In other words, you are literally standing between one of the world’s greatest expressions of faith and one of mankind’s most enduring symbols of science, technology and rationality.
Whenever I’ve stood in this spot, the juxtaposition of life’s two great themes has added valuable clarity into the confusion of my choices and challenges.
As we begin a new year with its delineation, both artificial and realistic, between what came before and what comes next, I think it is important to keep these two themes in their proper place.
The challenges of business, marketing and our personal lives and finances which this new year will bring will seem unexpected and insurmountable to some, expected and easily addressed by others.
When you look at life as a continual set of challenges and opportunities, when you have a method for addressing problems rationally and intelligently, applying the right tools or the right processes and then testing the outcome before moving ahead, this year’s challenges are no more daunting than last year’s.
When you have faith in your own abilities and in your own ethical core, you have the strength to face any new challenges and opportunities because you have the sure knowledge that you are up to the task, and that even if you fail at times, you will not give up and eventually will find the answer or solution.
It is only when we confuse faith and rationality, and attempt to use faith as a tool to reach our goal, that we are doomed to failure.
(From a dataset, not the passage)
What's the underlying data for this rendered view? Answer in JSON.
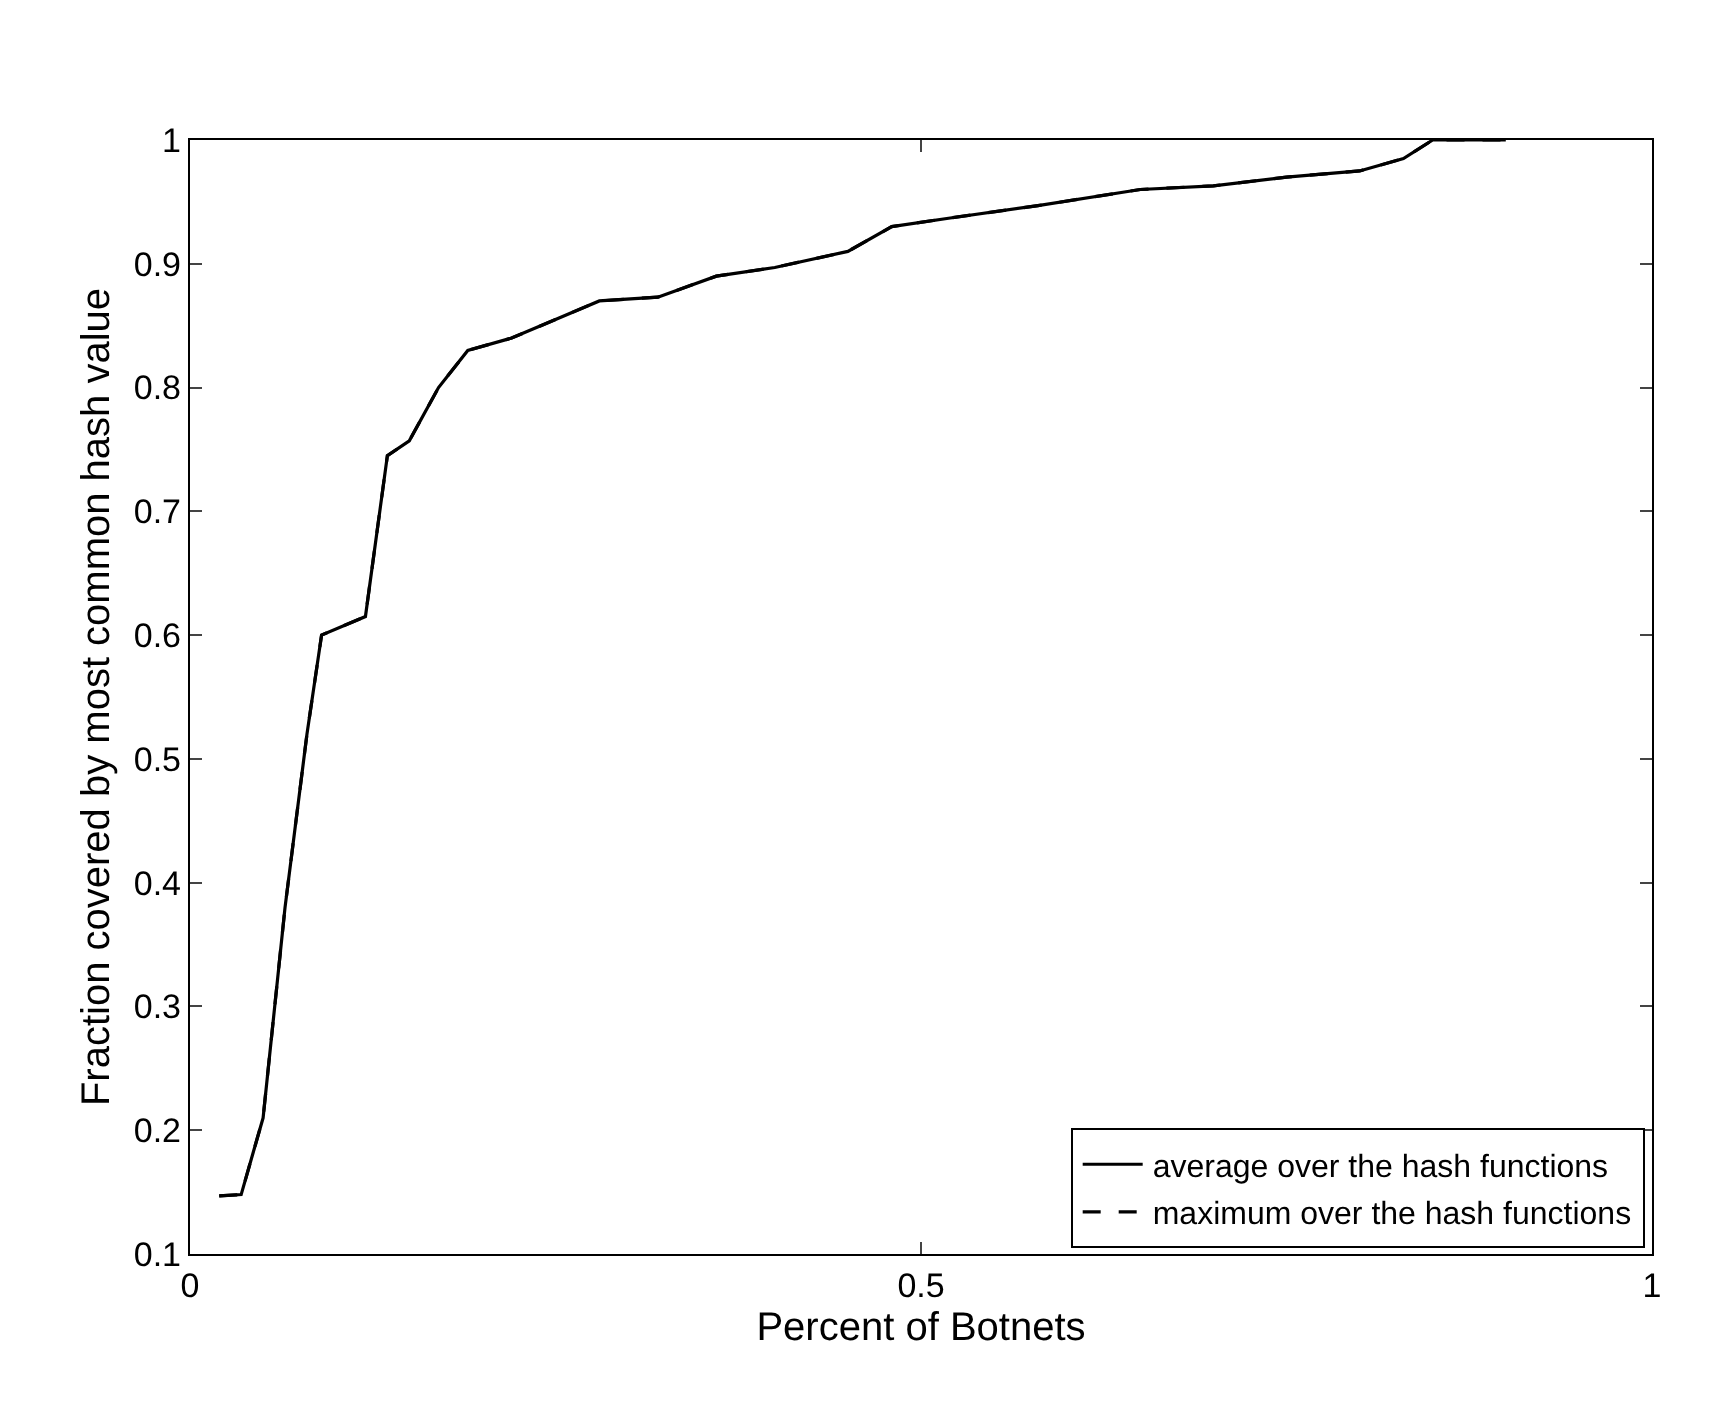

Faith is a feeling, not a tool.
I had a client who attended a Small Business luncheon and was told by an expert consultant that she needed a blog and that it would help her business. She believed the speaker, and came to my agency and said, “I need a blog.”
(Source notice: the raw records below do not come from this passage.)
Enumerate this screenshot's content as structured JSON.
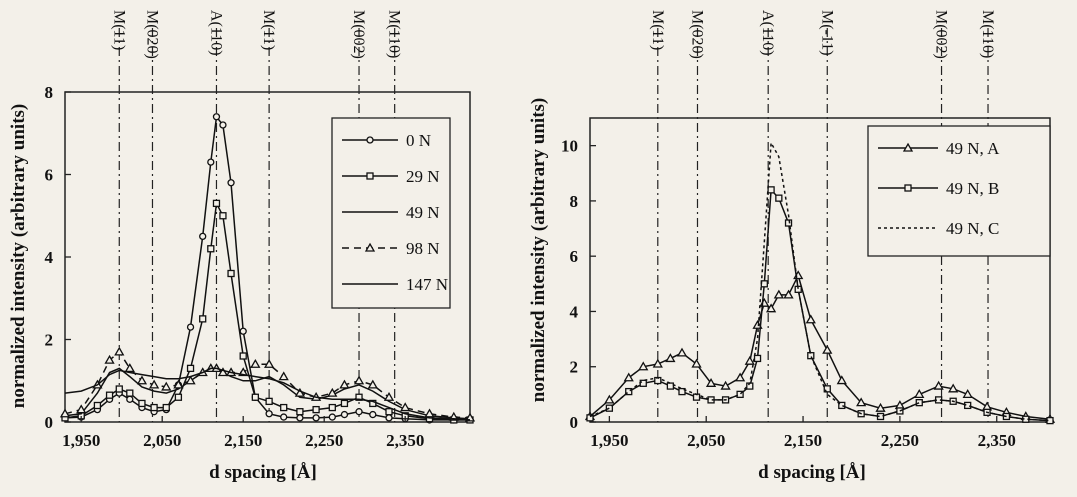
{
  "chart_data": [
    {
      "type": "line",
      "xlabel": "d spacing [Å]",
      "ylabel": "normalized intensity (arbitrary units)",
      "xlim": [
        1.93,
        2.43
      ],
      "ylim": [
        0,
        8
      ],
      "xticks": [
        "1,950",
        "2,050",
        "2,150",
        "2,250",
        "2,350"
      ],
      "yticks": [
        "0",
        "2",
        "4",
        "6",
        "8"
      ],
      "reference_lines": [
        {
          "label": "M(11)",
          "x": 1.997
        },
        {
          "label": "M(020)",
          "x": 2.038
        },
        {
          "label": "A(110)",
          "x": 2.117
        },
        {
          "label": "M(11)",
          "x": 2.182
        },
        {
          "label": "M(002)",
          "x": 2.293
        },
        {
          "label": "M(110)",
          "x": 2.337
        }
      ],
      "legend": {
        "placement": "top-right"
      },
      "x": [
        1.93,
        1.95,
        1.97,
        1.985,
        1.997,
        2.01,
        2.025,
        2.04,
        2.055,
        2.07,
        2.085,
        2.1,
        2.11,
        2.117,
        2.125,
        2.135,
        2.15,
        2.165,
        2.182,
        2.2,
        2.22,
        2.24,
        2.26,
        2.275,
        2.293,
        2.31,
        2.33,
        2.35,
        2.38,
        2.41,
        2.43
      ],
      "series": [
        {
          "name": "0 N",
          "marker": "circle",
          "dash": "",
          "values": [
            0.1,
            0.12,
            0.3,
            0.55,
            0.7,
            0.55,
            0.35,
            0.25,
            0.3,
            0.9,
            2.3,
            4.5,
            6.3,
            7.4,
            7.2,
            5.8,
            2.2,
            0.6,
            0.2,
            0.12,
            0.1,
            0.1,
            0.12,
            0.18,
            0.25,
            0.18,
            0.1,
            0.08,
            0.05,
            0.05,
            0.05
          ]
        },
        {
          "name": "29 N",
          "marker": "square",
          "dash": "",
          "values": [
            0.1,
            0.15,
            0.4,
            0.65,
            0.8,
            0.7,
            0.45,
            0.35,
            0.35,
            0.6,
            1.3,
            2.5,
            4.2,
            5.3,
            5.0,
            3.6,
            1.6,
            0.6,
            0.5,
            0.35,
            0.25,
            0.3,
            0.35,
            0.45,
            0.6,
            0.45,
            0.25,
            0.15,
            0.08,
            0.05,
            0.05
          ]
        },
        {
          "name": "49 N",
          "marker": "none",
          "dash": "",
          "values": [
            0.15,
            0.2,
            0.7,
            1.2,
            1.3,
            1.1,
            0.85,
            0.75,
            0.7,
            0.8,
            1.0,
            1.2,
            1.3,
            1.3,
            1.2,
            1.1,
            1.0,
            1.0,
            1.1,
            0.9,
            0.6,
            0.55,
            0.65,
            0.8,
            0.9,
            0.75,
            0.5,
            0.3,
            0.15,
            0.1,
            0.08
          ]
        },
        {
          "name": "98 N",
          "marker": "triangle",
          "dash": "7,5",
          "values": [
            0.2,
            0.3,
            0.9,
            1.5,
            1.7,
            1.3,
            1.0,
            0.9,
            0.85,
            0.9,
            1.0,
            1.2,
            1.3,
            1.3,
            1.2,
            1.2,
            1.2,
            1.4,
            1.4,
            1.1,
            0.7,
            0.6,
            0.7,
            0.9,
            1.0,
            0.9,
            0.6,
            0.35,
            0.2,
            0.12,
            0.1
          ]
        },
        {
          "name": "147 N",
          "marker": "none",
          "dash": "",
          "values": [
            0.7,
            0.75,
            0.9,
            1.15,
            1.25,
            1.2,
            1.15,
            1.1,
            1.05,
            1.05,
            1.1,
            1.2,
            1.3,
            1.3,
            1.25,
            1.2,
            1.15,
            1.1,
            1.05,
            0.95,
            0.75,
            0.6,
            0.55,
            0.55,
            0.55,
            0.5,
            0.35,
            0.2,
            0.1,
            0.08,
            0.05
          ]
        }
      ]
    },
    {
      "type": "line",
      "xlabel": "d spacing [Å]",
      "ylabel": "normalized intensity (arbitrary units)",
      "xlim": [
        1.93,
        2.405
      ],
      "ylim": [
        0,
        11
      ],
      "xticks": [
        "1,950",
        "2,050",
        "2,150",
        "2,250",
        "2,350"
      ],
      "yticks": [
        "0",
        "2",
        "4",
        "6",
        "8",
        "10"
      ],
      "reference_lines": [
        {
          "label": "M(11)",
          "x": 2.0
        },
        {
          "label": "M(020)",
          "x": 2.041
        },
        {
          "label": "A(110)",
          "x": 2.114
        },
        {
          "label": "M(-11)",
          "x": 2.175
        },
        {
          "label": "M(002)",
          "x": 2.293
        },
        {
          "label": "M(110)",
          "x": 2.341
        }
      ],
      "legend": {
        "placement": "top-right"
      },
      "x": [
        1.93,
        1.95,
        1.97,
        1.985,
        2.0,
        2.013,
        2.025,
        2.04,
        2.055,
        2.07,
        2.085,
        2.095,
        2.103,
        2.11,
        2.117,
        2.125,
        2.135,
        2.145,
        2.158,
        2.175,
        2.19,
        2.21,
        2.23,
        2.25,
        2.27,
        2.29,
        2.305,
        2.32,
        2.34,
        2.36,
        2.38,
        2.405
      ],
      "series": [
        {
          "name": "49 N, A",
          "marker": "triangle",
          "dash": "",
          "values": [
            0.2,
            0.8,
            1.6,
            2.0,
            2.1,
            2.3,
            2.5,
            2.1,
            1.4,
            1.3,
            1.6,
            2.2,
            3.5,
            4.3,
            4.1,
            4.6,
            4.6,
            5.3,
            3.7,
            2.6,
            1.5,
            0.7,
            0.5,
            0.6,
            1.0,
            1.3,
            1.2,
            1.0,
            0.55,
            0.35,
            0.2,
            0.1
          ]
        },
        {
          "name": "49 N, B",
          "marker": "square",
          "dash": "",
          "values": [
            0.15,
            0.5,
            1.1,
            1.4,
            1.5,
            1.3,
            1.1,
            0.9,
            0.8,
            0.8,
            1.0,
            1.3,
            2.3,
            5.0,
            8.4,
            8.1,
            7.2,
            4.8,
            2.4,
            1.2,
            0.6,
            0.3,
            0.2,
            0.4,
            0.7,
            0.8,
            0.75,
            0.6,
            0.35,
            0.2,
            0.1,
            0.05
          ]
        },
        {
          "name": "49 N, C",
          "marker": "none",
          "dash": "3,3",
          "values": [
            0.2,
            0.5,
            1.1,
            1.5,
            1.6,
            1.4,
            1.2,
            1.0,
            0.8,
            0.8,
            1.0,
            1.4,
            3.0,
            6.5,
            10.1,
            9.6,
            7.5,
            4.8,
            2.4,
            1.0,
            0.6,
            0.3,
            0.2,
            0.4,
            0.7,
            0.8,
            0.75,
            0.6,
            0.35,
            0.2,
            0.1,
            0.05
          ]
        }
      ]
    }
  ]
}
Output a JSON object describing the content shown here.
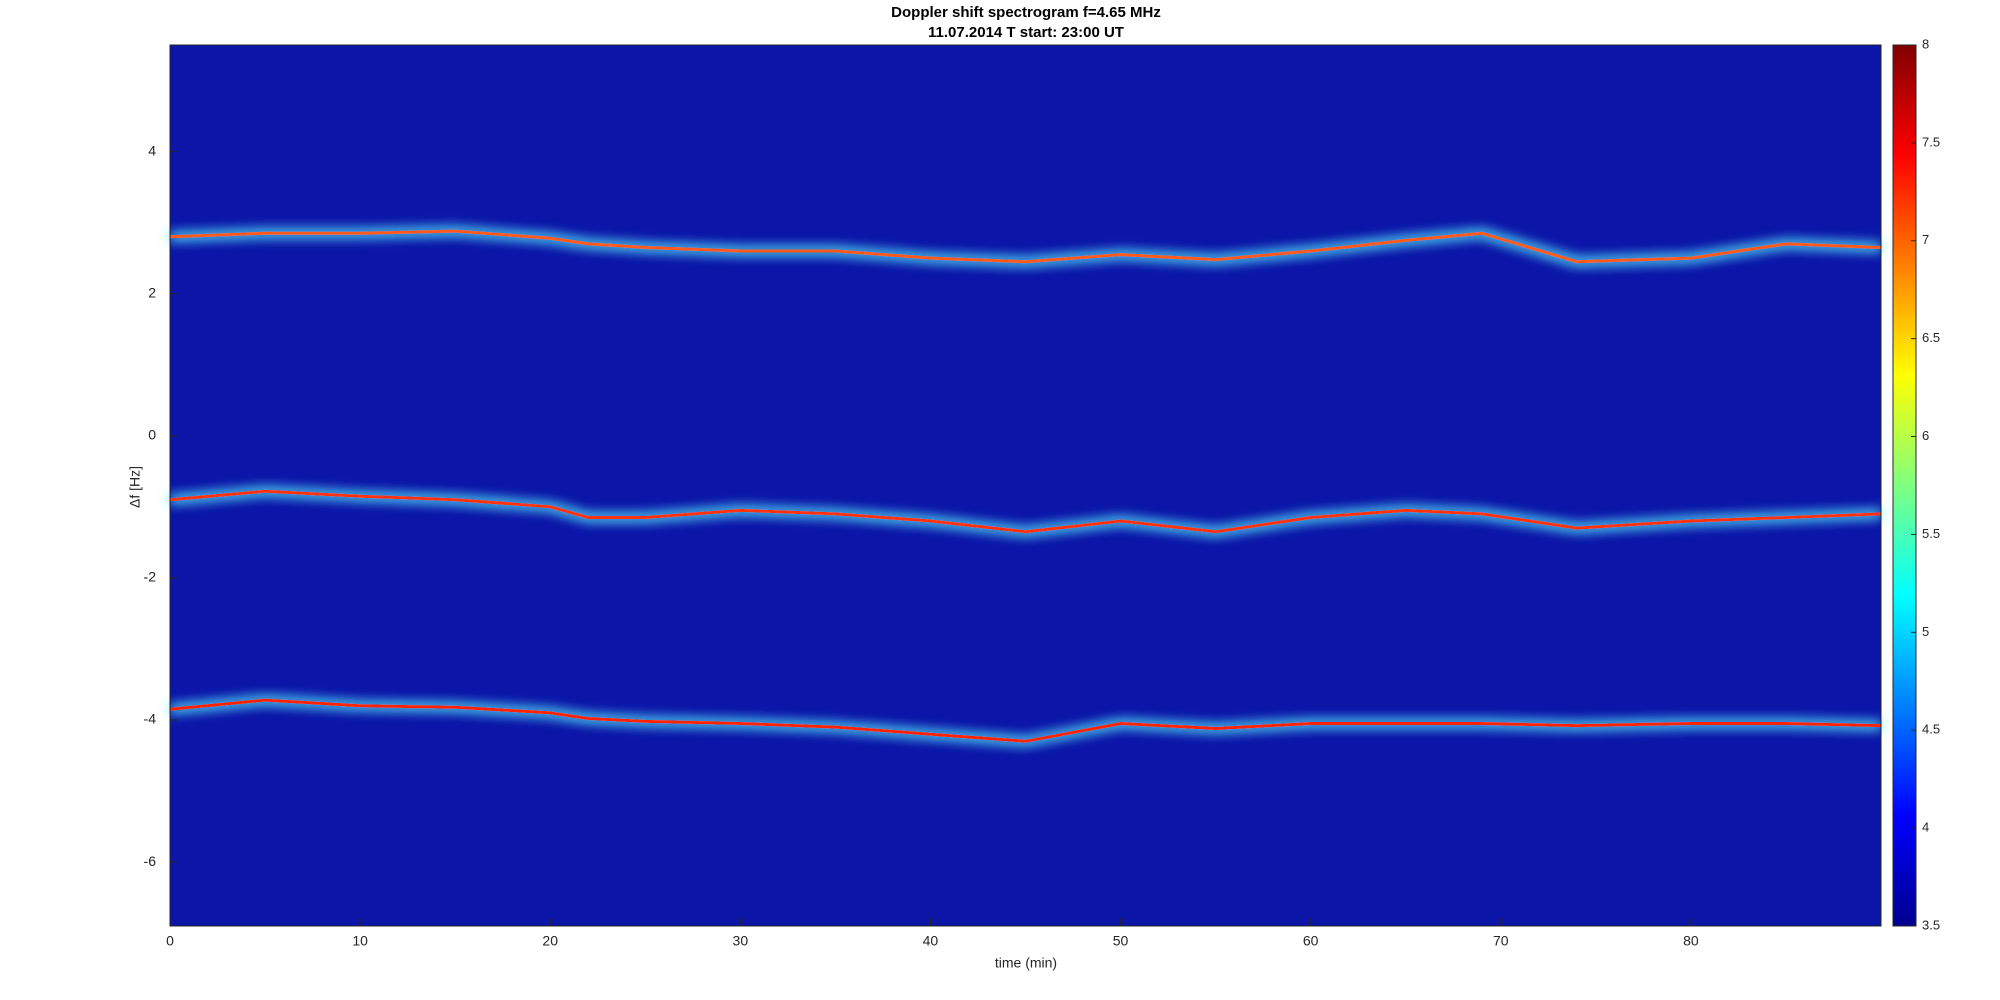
{
  "chart_data": {
    "type": "spectrogram",
    "title": "Doppler shift spectrogram f=4.65 MHz",
    "subtitle": "11.07.2014   T start: 23:00 UT",
    "xlabel": "time (min)",
    "ylabel": "Δf [Hz]",
    "background": "#0b16a8",
    "xlim": [
      0,
      90
    ],
    "ylim": [
      -6.9,
      5.5
    ],
    "xticks": [
      0,
      10,
      20,
      30,
      40,
      50,
      60,
      70,
      80
    ],
    "yticks": [
      -6,
      -4,
      -2,
      0,
      2,
      4
    ],
    "x": [
      0,
      5,
      10,
      15,
      20,
      22,
      25,
      30,
      35,
      40,
      45,
      50,
      55,
      60,
      65,
      69,
      74,
      80,
      85,
      90
    ],
    "series": [
      {
        "color": "#ff5a1e",
        "values": [
          2.8,
          2.85,
          2.85,
          2.88,
          2.78,
          2.7,
          2.65,
          2.6,
          2.6,
          2.5,
          2.45,
          2.55,
          2.48,
          2.6,
          2.75,
          2.85,
          2.45,
          2.5,
          2.7,
          2.65
        ]
      },
      {
        "color": "#ff3010",
        "values": [
          -0.9,
          -0.78,
          -0.85,
          -0.9,
          -1.0,
          -1.15,
          -1.15,
          -1.05,
          -1.1,
          -1.2,
          -1.35,
          -1.2,
          -1.35,
          -1.15,
          -1.05,
          -1.1,
          -1.3,
          -1.2,
          -1.15,
          -1.1
        ]
      },
      {
        "color": "#ff2000",
        "values": [
          -3.85,
          -3.72,
          -3.8,
          -3.82,
          -3.9,
          -3.98,
          -4.02,
          -4.05,
          -4.1,
          -4.2,
          -4.3,
          -4.05,
          -4.12,
          -4.05,
          -4.05,
          -4.05,
          -4.08,
          -4.05,
          -4.05,
          -4.08
        ]
      }
    ],
    "colorbar": {
      "lim": [
        3.5,
        8
      ],
      "ticks": [
        3.5,
        4,
        4.5,
        5,
        5.5,
        6,
        6.5,
        7,
        7.5,
        8
      ]
    }
  }
}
We discussed why she wanted a blog. We rationally explored who would be interested in reading it, and came to the conclusion that the way in which her customers find her business and what they want out of it would not be enhanced by a blog. We discussed the amount of time and effort it takes to maintain a blog, and compared it to other expenditures of effort which could have a direct impact on new customer acquisition and repeat business.
When we were done, her belief that she needed a blog and her faith in the speaker/consultant was replaced with a rational assessment of blogs and their ability to deliver ROI for her business at this time.
The conversation reminded me of the now classic, cliche conversation from the mid-90’s:
“I need a website.”
“Everybody else has one.”
“What do you want the site to do for your business?”
“I don’t know. I just know that I need one.”
We all know how well that turned out.
Now is the time to have faith in our ability to use our rationality to navigate the challenges ahead and come out of them stronger, smarter, and more able to succeed at the hard tasks at hand for our nation, our businesses and our selves.
It is not the time to reignite the war between faith and rationality that has divided and handicapped us for centuries.
So can someone please explain to me why something that’s so easy to see on 5th Avenue is so much harder to see in our own lives?